Dormant: Defending against Pose-driven Human Image Animation
Jiachen Zhou, Mingsi Wang, Tianlin Li, Guozhu Meng, Kai Chen
TL;DR
Dormant tackles the misuse risk of pose-driven human image animation by applying a visually imperceptible perturbation to a single image, leading to degraded, inconsistent, and less recognizable video outputs when used as input. It introduces a four-term objective that targets both misextraction of appearance features and frame coherence (via $\mathcal{L}_{vae}$, $\mathcal{L}_{feature}$, and $\mathcal{L}_{frame}$) while enforcing perceptual similarity with $\mathcal{L}_{lpips}$, optimized through PGD under a black-box threat model with surrogate models like CLIP and ReferenceNet. The approach demonstrates strong protection across eight animation methods and four datasets, with robust transferability to image-to-video, image-to-image tasks, and real-world commercial services, and shows resilience under transformations and several purification attempts. Overall, Dormant provides a practical, transferable safeguard for portrait rights against state-of-the-art pose-driven video generation, with open-source artifacts for reproducibility and further research.
Abstract
Pose-driven human image animation has achieved tremendous progress, enabling the generation of vivid and realistic human videos from just one single photo.

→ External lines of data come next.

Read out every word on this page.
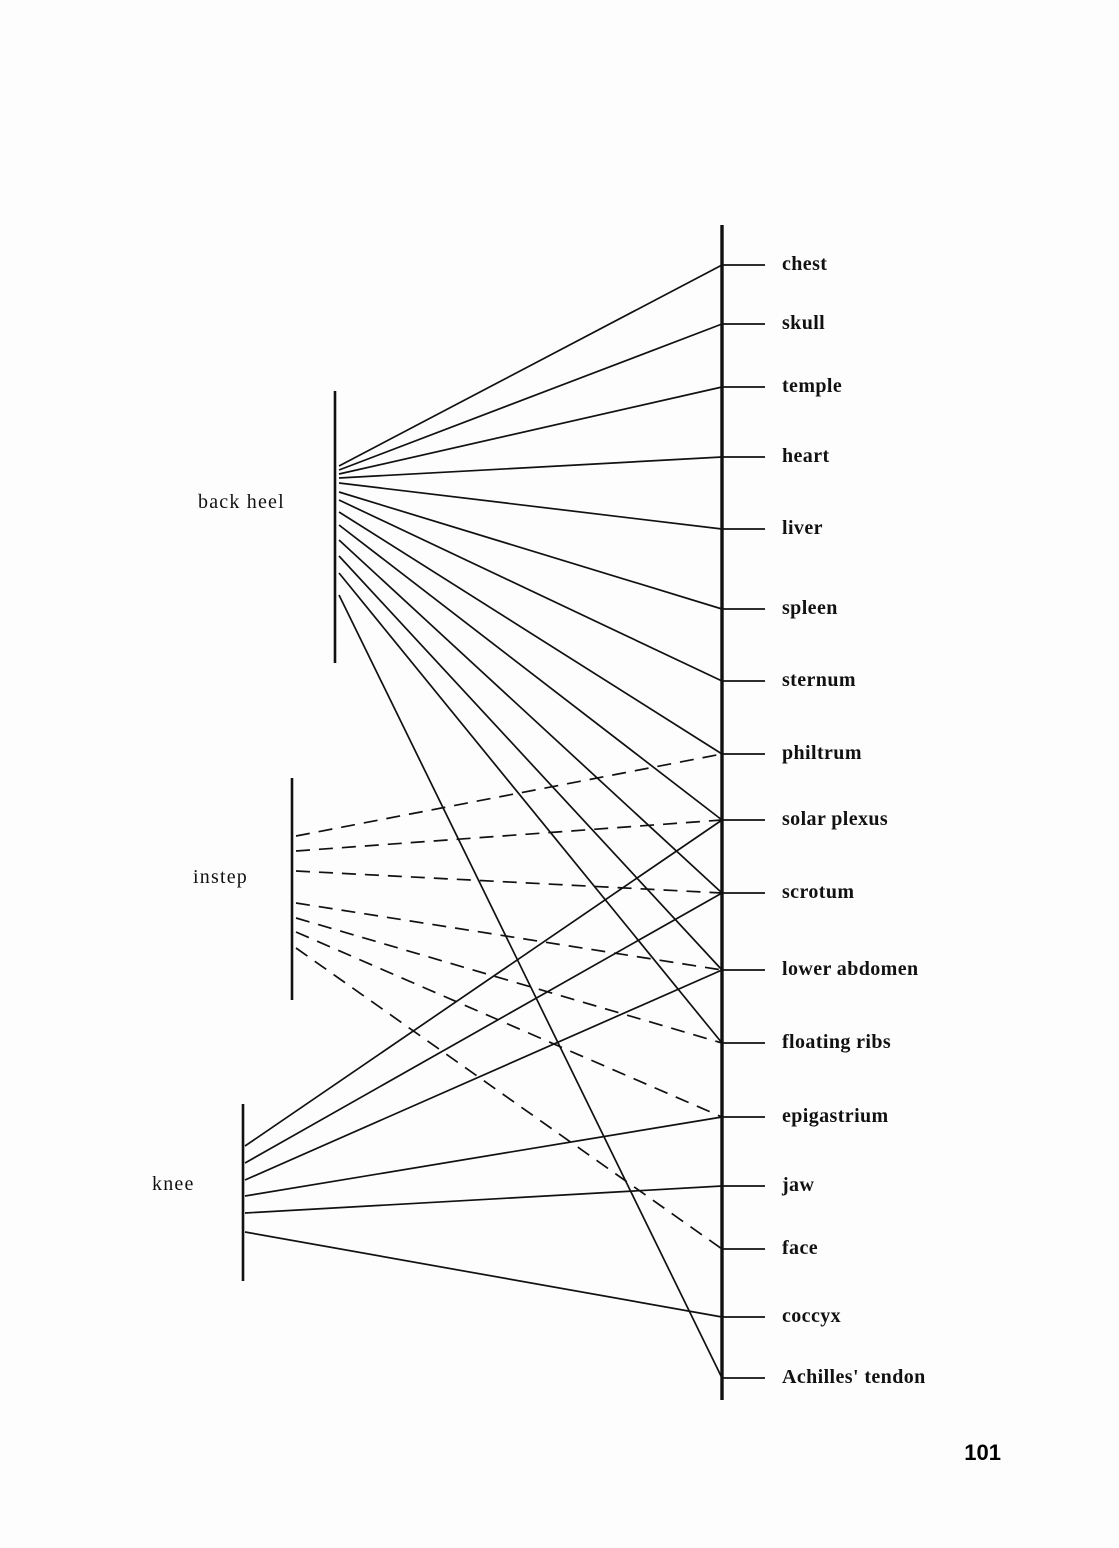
back heel
instep
knee
chest
skull
temple
heart
liver
spleen
sternum
philtrum
solar plexus
scrotum
lower abdomen
floating ribs
epigastrium
jaw
face
coccyx
Achilles' tendon
101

However, it conversely exacerbates the risk of image misuse, as attackers may use one available image to create videos involving politics, violence, and other illegal content. To counter this threat, we propose Dormant, a novel protection approach tailored to defend against pose-driven human image animation techniques. Dormant applies protective perturbation to one human image, preserving the visual similarity to the original but resulting in poor-quality video generation. The protective perturbation is optimized to induce misextraction of appearance features from the image and create incoherence among the generated video frames. Our extensive evaluation across 8 animation methods and 4 datasets demonstrates the superiority of Dormant over 6 baseline protection methods, leading to misaligned identities, visual distortions, noticeable artifacts, and inconsistent frames in the generated videos. Moreover, Dormant shows effectiveness on 6 real-world commercial services, even with fully black-box access.